PYE, Sir Edmund, 1st Bt. (c.1607-73), of Covent Garden, Westminster and Bradenham, Bucks.

Published in The History of Parliament: the House of Commons 1660-1690, ed. B.D. Henning, 1983
Available from Boydell and Brewer



1661 - Apr. 1673

Family and Education

b. c.1607, o.s. of Edmund Pye, Scrivener, of Ludgate, London and Leckhampstead, Bucks. by Martha, da. of Thomas Allen, Haberdasher, of Ludgate. m. lic. 7 May 1635, aged 28, Catherine (d.1701), da. of Sir Thomas Lucas of Colchester, Essex, 3da. suc. fa. 1635; cr. Bt. 23 Apr. 1641; kntd. 27 April 1641.1

Offices Held

J.p. Bucks. July 1660-d.; freeman, Chipping Wycombe 1661; commr. for assessment, Bucks. and Westminster 1661-d., corporations. Bucks. 1662-3, loyal and indigent officers, Bucks., London and Westminster 1662.2


Pye was the grandson of a London butcher. His father acquired great wealth as a scrivener, and bought Leckhampstead in 1628. Pye himself purchased Bradenham, about 1642. He married into a strongly royalist family, and on the outbreak of civil war, ‘voluntarily forsook his dwelling in the Parliament’s quarters’ and joined the King at Oxford. In 1646 he submitted a particular showing lands worth £790 p.a., but the Buckinghamshire committee estimated his estates in that county alone at £1,050 p.a.

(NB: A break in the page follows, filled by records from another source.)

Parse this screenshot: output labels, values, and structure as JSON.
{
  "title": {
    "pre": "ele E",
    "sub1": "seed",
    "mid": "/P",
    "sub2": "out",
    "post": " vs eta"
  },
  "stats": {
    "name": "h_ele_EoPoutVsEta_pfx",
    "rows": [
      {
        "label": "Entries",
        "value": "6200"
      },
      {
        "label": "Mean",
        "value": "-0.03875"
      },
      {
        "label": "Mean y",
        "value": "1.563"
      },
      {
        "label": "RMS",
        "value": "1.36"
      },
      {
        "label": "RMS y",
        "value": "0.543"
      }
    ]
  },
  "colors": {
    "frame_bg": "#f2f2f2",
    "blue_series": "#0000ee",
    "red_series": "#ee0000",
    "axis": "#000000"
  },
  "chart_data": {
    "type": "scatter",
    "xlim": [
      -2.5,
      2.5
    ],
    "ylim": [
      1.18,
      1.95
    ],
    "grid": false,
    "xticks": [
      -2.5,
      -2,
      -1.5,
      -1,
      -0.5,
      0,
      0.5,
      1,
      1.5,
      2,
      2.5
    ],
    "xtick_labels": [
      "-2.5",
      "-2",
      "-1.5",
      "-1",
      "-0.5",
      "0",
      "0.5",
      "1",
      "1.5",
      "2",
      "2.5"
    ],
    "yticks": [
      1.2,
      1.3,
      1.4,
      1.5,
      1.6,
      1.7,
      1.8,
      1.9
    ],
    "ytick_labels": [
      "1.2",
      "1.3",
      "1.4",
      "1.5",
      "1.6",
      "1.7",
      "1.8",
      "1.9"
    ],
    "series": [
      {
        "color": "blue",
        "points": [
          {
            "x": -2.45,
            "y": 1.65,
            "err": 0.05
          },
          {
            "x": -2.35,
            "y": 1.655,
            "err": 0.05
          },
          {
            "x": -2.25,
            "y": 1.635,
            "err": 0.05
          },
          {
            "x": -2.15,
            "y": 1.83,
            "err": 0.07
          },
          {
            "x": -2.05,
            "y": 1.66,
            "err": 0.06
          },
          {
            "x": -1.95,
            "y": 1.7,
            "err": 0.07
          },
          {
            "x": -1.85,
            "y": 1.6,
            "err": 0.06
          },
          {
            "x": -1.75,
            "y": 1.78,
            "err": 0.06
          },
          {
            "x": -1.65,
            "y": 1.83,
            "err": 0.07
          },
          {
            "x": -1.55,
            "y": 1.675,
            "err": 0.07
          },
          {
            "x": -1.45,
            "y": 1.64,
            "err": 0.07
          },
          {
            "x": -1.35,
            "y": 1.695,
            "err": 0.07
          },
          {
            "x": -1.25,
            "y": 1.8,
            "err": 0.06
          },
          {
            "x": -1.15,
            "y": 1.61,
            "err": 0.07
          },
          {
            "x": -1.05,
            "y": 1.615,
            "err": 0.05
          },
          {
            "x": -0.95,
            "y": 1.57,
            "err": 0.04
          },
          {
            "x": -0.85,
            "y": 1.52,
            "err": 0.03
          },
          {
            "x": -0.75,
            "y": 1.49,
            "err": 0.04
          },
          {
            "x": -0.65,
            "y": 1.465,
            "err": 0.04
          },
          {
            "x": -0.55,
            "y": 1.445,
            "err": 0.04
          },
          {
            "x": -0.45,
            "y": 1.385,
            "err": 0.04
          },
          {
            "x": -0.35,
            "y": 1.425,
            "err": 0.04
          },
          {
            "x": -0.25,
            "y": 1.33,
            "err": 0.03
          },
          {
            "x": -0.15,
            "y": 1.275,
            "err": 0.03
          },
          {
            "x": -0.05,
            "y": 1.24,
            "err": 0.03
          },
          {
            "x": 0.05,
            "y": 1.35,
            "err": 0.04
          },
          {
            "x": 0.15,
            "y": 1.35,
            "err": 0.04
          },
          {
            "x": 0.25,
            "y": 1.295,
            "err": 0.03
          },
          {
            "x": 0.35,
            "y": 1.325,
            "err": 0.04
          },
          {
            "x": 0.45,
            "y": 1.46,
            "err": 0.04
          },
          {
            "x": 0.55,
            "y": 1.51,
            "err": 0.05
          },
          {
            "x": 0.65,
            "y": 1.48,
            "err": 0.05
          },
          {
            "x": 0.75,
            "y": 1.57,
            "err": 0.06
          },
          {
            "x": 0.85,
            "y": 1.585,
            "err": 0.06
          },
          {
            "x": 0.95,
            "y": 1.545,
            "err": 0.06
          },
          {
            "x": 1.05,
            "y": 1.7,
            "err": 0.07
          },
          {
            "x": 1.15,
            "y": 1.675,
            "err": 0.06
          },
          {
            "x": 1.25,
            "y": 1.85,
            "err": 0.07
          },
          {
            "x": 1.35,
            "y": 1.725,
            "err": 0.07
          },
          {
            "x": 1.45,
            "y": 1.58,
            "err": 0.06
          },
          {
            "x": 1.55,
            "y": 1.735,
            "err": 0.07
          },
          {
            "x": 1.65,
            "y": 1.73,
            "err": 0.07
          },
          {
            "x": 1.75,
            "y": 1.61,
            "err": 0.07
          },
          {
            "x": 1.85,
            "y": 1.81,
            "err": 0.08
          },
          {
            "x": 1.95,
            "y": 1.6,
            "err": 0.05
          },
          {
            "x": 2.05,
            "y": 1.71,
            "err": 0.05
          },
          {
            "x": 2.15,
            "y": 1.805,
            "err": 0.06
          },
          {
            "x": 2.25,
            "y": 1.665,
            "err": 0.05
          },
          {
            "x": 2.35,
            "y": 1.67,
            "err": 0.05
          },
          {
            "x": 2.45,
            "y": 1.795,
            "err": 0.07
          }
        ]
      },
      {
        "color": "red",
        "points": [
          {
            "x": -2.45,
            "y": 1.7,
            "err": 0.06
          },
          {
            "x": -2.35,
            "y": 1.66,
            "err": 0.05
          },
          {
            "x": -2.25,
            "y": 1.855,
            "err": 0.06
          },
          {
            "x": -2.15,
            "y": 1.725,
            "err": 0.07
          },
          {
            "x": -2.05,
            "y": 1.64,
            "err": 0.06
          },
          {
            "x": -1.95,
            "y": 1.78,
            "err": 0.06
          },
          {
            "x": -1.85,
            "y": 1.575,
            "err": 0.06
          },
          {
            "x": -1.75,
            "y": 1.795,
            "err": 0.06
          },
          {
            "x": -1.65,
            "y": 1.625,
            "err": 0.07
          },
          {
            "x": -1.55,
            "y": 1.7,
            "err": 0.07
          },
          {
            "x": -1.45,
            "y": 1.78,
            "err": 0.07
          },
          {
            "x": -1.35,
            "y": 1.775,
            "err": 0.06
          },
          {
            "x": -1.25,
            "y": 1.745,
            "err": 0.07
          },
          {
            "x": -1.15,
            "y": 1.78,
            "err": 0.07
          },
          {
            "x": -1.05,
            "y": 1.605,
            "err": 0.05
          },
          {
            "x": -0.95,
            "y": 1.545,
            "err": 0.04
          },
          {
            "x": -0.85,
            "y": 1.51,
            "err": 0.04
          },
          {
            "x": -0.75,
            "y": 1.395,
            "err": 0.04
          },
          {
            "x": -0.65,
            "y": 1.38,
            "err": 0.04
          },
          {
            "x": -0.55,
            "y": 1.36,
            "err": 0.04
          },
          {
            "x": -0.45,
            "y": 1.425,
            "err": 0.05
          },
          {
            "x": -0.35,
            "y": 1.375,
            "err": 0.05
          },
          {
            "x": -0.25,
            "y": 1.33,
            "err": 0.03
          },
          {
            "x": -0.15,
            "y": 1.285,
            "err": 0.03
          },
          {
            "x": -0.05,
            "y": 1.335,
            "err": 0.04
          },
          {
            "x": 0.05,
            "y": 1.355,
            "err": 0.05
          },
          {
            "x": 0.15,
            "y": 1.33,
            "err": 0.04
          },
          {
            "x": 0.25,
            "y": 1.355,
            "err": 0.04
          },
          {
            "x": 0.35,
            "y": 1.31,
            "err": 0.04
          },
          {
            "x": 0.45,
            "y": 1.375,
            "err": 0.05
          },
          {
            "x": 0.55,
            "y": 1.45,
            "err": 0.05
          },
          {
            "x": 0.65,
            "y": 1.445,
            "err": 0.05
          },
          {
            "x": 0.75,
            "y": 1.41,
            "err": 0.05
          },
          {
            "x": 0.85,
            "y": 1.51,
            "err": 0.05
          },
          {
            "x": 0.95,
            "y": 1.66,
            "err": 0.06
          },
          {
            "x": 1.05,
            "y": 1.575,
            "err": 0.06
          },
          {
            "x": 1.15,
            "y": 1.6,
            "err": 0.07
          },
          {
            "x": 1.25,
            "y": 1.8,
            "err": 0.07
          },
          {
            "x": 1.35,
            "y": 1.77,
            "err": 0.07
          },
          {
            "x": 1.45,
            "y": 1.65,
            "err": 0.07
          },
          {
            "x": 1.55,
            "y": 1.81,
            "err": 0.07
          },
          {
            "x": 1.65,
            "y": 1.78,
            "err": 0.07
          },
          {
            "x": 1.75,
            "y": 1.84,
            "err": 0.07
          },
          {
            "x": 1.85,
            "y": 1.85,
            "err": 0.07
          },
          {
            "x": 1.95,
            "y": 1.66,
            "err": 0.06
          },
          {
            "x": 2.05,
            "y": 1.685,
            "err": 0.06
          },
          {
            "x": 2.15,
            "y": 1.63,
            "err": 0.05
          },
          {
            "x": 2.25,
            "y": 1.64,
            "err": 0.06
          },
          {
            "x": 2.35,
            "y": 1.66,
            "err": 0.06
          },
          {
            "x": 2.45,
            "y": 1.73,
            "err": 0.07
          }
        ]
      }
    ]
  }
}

The total debts owed to him exceeded £20,000, and he owed £8,000 to creditors. He was fined £3,065 on the Oxford articles for his delinquency, but did not complete payment until 1654. No royalist activity can be ascribed to him during the Interregnum.3

Pye was recommended as a deputy lieutenant in August 1660 but was not approved. He was returned for Wycombe, four miles from Bradenham, in 1661, and listed as a friend by Lord Wharton, to be managed by Edmund Petty. A moderately active Member of the Cavalier Parliament, he was named to 66 committees, most of secondary importance, but made no recorded speeches. Among his committees in the first two sessions were those to provide carriages for the army and navy, to consider the improvement of the customs, to provide remedies for meetings of dissenters, and to settle estates on the marriage of his niece to the Earl of Kent. His most important committee was for the conventicles bill in 1664. He defaulted on a call of the House in December 1666, but resumed his committee work soon afterwards; and may have moved into opposition. He was appointed to committees to suppress conventicles in 1670 and to prevent the growth of Popery in 1671. He was buried at Bradenham on 28 Apr. 1673. His daughters married John Lovelace and Charles West.4

Ref Volumes: 1660-1690

Authors: Leonard Naylor / Geoffrey Jaggar


  • 1. Vis. London. (Harl. Soc. xvii), 183; (cix), 53; G. E. Cokayne, Lord Mayors and Sheriffs of London, 53; London Mar. Lic. ed. Foster, 1103; PCC 49 Pye.
  • 2. First Wycombe Ledger Bk. (Bucks. Rec. Soc. xi), 166; Huntington Lib. Stowe mss, 2/452.
  • 3. PCC 60 Drake; VCH Bucks. iii. 36; iv. 183; SP 23/191/67, 69, 71; Cal. Comm. Comp. 68, 1443-5.
  • 4. VCH Bucks. iii. 36; iv. 183; PCC 49 Pye.